Just look what we did in Milwaukee with reducing teen pregnancy. What we achieved in lowering the number of teen births was terrific. But as important was the increase in high school graduation rates for those same girls.
It is all about giving people opportunities and opening doors. So just think what happens when you have over 175 local Women United groups around the country working to provide such opportunities and open those doors in their communities. Each one has made an assessment of what will be transformative in their city or town and moved forward creatively to change their environment.
As chair of the Women United Global Leadership Council, I get to see this passion firsthand as I work with my colleagues to share best practices across the network and help grow those women affinity groups. It is heartwarming and empowering in a country that needs to hear positive stories about good people helping others.
What advice do you have for young women looking to advance their career and make a difference in their communities?
One of the goals we articulate in the strategy for the Women United Global Leadership Council is to develop our women leaders. Members of Women United all across our country are already leaders in giving, so it is important that we also give them opportunities to be leaders “in action” in their communities. That may be through volunteering time to mentor young girls on how to prepare a resume or through advocating legislative changes in our state capitals so women can accept a raise in pay without losing their government child care support.

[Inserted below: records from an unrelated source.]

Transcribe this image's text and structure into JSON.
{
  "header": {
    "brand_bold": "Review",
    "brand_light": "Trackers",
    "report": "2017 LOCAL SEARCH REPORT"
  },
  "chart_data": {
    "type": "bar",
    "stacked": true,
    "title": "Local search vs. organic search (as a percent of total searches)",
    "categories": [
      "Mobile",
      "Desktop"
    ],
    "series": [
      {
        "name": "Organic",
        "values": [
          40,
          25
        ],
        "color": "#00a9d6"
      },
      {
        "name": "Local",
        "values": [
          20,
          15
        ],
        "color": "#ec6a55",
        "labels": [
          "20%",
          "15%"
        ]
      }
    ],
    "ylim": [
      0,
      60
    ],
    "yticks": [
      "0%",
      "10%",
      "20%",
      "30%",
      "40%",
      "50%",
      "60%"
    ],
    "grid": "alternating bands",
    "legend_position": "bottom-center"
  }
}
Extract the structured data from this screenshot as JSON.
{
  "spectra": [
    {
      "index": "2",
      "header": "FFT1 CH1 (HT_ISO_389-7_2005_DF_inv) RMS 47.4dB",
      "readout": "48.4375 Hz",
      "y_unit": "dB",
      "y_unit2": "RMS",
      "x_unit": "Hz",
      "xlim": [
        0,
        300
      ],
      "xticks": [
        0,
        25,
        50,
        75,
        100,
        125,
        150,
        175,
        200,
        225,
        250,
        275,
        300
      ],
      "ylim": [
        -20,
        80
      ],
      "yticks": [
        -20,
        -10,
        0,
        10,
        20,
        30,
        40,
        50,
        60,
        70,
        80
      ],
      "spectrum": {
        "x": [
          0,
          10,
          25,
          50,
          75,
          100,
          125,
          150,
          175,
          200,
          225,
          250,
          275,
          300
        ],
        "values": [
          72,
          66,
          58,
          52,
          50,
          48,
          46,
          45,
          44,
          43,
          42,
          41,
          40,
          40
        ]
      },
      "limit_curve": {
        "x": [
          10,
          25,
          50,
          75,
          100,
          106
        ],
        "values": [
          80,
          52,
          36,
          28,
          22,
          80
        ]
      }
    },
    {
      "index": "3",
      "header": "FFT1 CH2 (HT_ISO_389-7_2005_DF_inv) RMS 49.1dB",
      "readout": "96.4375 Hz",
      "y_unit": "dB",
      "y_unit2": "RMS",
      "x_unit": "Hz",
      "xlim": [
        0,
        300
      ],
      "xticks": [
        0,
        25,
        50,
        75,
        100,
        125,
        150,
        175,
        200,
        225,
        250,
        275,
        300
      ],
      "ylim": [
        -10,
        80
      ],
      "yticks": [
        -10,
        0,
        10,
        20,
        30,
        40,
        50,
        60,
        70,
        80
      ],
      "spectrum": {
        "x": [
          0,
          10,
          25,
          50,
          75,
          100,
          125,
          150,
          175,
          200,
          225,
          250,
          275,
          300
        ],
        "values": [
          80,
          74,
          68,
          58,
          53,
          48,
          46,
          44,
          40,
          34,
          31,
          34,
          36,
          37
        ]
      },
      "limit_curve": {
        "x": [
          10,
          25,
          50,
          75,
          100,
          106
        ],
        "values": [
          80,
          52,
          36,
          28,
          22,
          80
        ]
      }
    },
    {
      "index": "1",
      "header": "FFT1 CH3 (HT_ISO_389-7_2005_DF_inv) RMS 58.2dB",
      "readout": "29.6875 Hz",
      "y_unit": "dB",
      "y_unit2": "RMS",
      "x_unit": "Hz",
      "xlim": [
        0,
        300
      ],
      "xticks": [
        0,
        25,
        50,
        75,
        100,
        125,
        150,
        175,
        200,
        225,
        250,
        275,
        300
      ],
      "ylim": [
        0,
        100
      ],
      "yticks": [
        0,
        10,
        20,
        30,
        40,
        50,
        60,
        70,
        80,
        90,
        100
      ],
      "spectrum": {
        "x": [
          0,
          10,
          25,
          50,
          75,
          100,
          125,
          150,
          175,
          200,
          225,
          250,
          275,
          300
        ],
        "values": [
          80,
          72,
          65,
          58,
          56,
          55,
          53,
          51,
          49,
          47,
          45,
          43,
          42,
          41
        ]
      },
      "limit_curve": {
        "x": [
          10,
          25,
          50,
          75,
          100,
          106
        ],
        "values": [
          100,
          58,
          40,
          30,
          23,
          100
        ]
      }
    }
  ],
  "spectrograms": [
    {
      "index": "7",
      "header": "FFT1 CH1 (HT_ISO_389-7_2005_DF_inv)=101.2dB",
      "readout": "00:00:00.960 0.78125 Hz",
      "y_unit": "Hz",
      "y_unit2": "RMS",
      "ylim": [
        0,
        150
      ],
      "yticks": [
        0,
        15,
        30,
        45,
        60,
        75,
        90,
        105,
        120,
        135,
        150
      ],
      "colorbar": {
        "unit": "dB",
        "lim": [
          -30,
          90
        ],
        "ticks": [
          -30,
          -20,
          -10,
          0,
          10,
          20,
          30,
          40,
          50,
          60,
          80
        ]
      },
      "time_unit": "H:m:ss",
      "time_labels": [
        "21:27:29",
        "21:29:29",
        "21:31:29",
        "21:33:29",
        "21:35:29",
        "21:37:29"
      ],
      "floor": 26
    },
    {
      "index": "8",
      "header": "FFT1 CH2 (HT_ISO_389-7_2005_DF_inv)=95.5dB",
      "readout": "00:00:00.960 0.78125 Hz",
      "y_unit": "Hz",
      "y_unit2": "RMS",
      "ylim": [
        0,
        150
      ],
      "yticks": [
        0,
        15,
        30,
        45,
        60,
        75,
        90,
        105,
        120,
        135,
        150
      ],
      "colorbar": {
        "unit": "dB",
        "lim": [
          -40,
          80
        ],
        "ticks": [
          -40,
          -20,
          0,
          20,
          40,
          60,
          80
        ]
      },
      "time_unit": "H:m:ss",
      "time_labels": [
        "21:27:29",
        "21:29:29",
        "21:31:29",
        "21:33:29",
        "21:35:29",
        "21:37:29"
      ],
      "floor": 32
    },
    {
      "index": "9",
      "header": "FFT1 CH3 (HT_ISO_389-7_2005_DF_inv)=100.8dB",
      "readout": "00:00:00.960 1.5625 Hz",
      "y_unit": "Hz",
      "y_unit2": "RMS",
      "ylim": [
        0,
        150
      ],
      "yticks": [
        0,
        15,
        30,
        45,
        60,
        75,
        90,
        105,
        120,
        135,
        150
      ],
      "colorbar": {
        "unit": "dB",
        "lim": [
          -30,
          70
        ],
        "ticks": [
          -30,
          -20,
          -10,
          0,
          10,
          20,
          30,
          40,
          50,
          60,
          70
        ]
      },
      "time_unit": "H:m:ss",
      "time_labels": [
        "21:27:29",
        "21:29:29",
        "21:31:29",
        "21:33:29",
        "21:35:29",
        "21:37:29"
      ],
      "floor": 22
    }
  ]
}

We also focus on leadership development and increasing the number of women on United Way, nonprofit, and corporate boards. This creates a ripple effect, and we all know the power of moving water. So my advice is to get involved, for as much as you give you will receive even more in opportunities to participate and to lead.
What issue facing women and girls is top of mind for you?
We must continue our efforts to level the playing field for women in all aspects of our lives. This starts with the education of young girls in the classroom and on the athletic fields; it goes on to accessible and affordable college education; it continues to the workplace with the right to earn equal pay for equal work and with the right to be in environments free from harassment; it is complicated further with the dearth of affordable, quality childcare; and it is even more challenging in the upper echelons of our corporations and in their board rooms.
As they say, a woman’s work is never done. We have so much to do, but I am optimistic that the 75,000+ Women United members will figure it out and continue to advocate for positive change.